1) Astrology may well be astrolatry, BUT not because of geocentrism "of Babylonians" or of extra month in Pagan Greek calendar. ; 2) No, I am not a believer in Astrology
Link to Orthodox article "Astrology is Astrolatry"
1
I fully accept St Augustine of Hippo (unnamed in article, but it is from Confessiones, where he argues against his former Manichean loyalties) on Jakob and Esau. Or St Gregory on Aquarians but no fishermen in desert, or the other one or either of above on slaves born in same hour as princes.
I can add regretting having obeyed advice about getting communication trouble by retrograde motion of Mercury. Since it is close to sun it often goes retrograde, and if the thing were true, anyone taking an initiative to a talk or a new friendship during those periods would loose on it.
2
Trying to make astrology look ridiculous by making first astrologers look odd as being geocentrics is quite another matter. St Augustine, St Basil the Great (Hexaëmeron), St Ambrose (De Officiis, speaking of military value and of Joshua as example), indeed all Church Fathers of first millennium, not forgetting in second millennium St Thomas Aquinas and St Robert Bellarmine, with Pope Urban VIII were geocentrics too. The first heliocentrics were astrologers. Kepler made the horoscope of Wallenstein.
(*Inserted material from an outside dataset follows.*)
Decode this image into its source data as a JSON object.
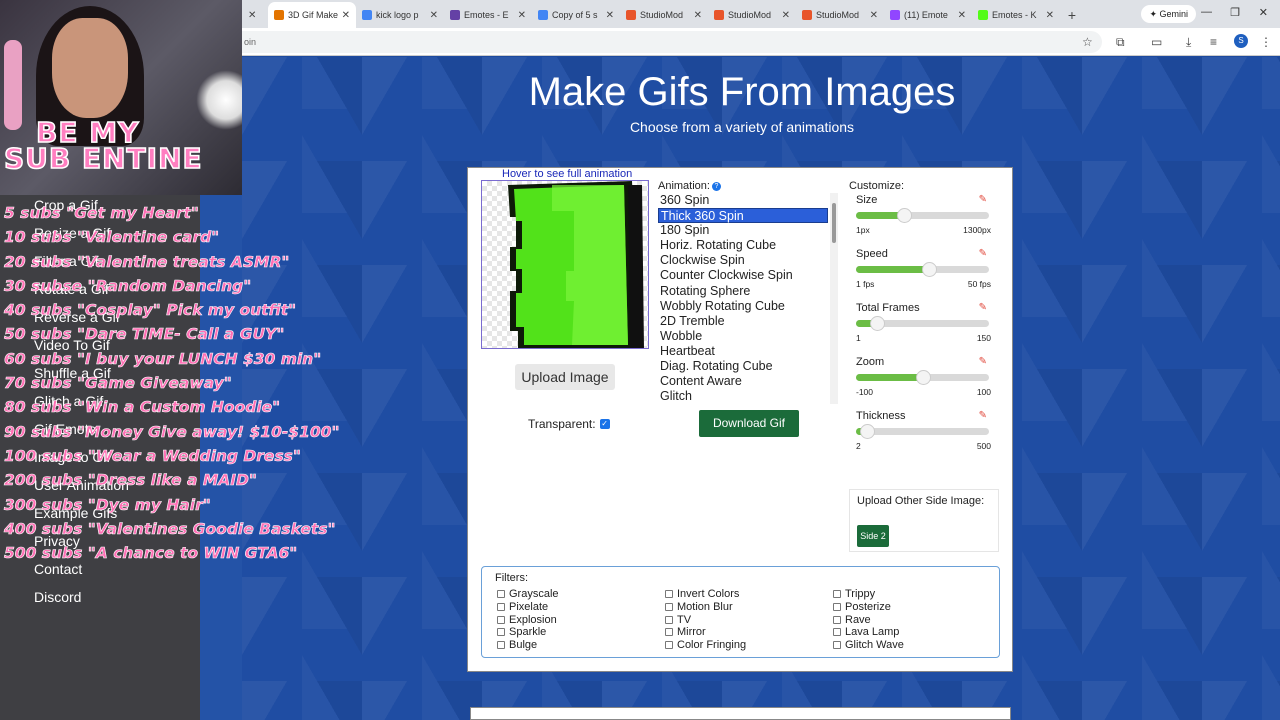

Copernicus, not Aquinas, was the one major Western scholar who first set out to look for in Ancient philosophy what he could not find supporting his own opinion in Bible or Church Fathers. Unless Marsilius of Padua was earlier, but he wrote about politics. Aquinas, for his part, systematically got his moral support from Church Fathers or from Roman Canonists. As well as St Louis IX of France. In Aristotle he sought only arguments for what he believed as a Christian anyway.
But such is not the history of heliocentrism. Copernic found in Aristarch, a Pythagorean (and hence probably a superstitious astrologer) what Sts Basil and Ambrose refused him.
3
An extra month was given in Grece about once in two years to make a year never equal to 365 days nevertheless approximating around it over the years (actually a bit less than that in a 19 year cycle still used both by Rome and by Constantinople to calculate Easter, though with different dates for Spring Equinox), but, that being so, astrologers back then obviously did not give a set date equal year from year about what date of what month the Pisces began, as we now say it begins 22 february, but the dates about this or that sign in relation to Hecatombeon or whateverwere recalculated year after year by observation and past observations.
4
Ruling your life by a horoscope is a sin. As in taking long term decisions or as in deciding what to belive, or as in deciding whom to marry or whether to marry or go to monastery. But using Lunar calendars for gardening or astrology for weather forecasts (the seasonal success of which, recorded in Erga kai Hemerai by Hesiod, made the reputation of astrology) or forecasts on female fertility (as was done in Spanish court, where some Queens only "met" the King those nights when procreation was probable) is not necessarily so. At least, such is the opinion of St Thomas Aquinas, which was told me by a Russian Orthodox communicating with the Jesuits where he was, and I later checked it in the Summa (II-II), Q "sins against faith", A "superstition". Later, however, Pius XII condemned it.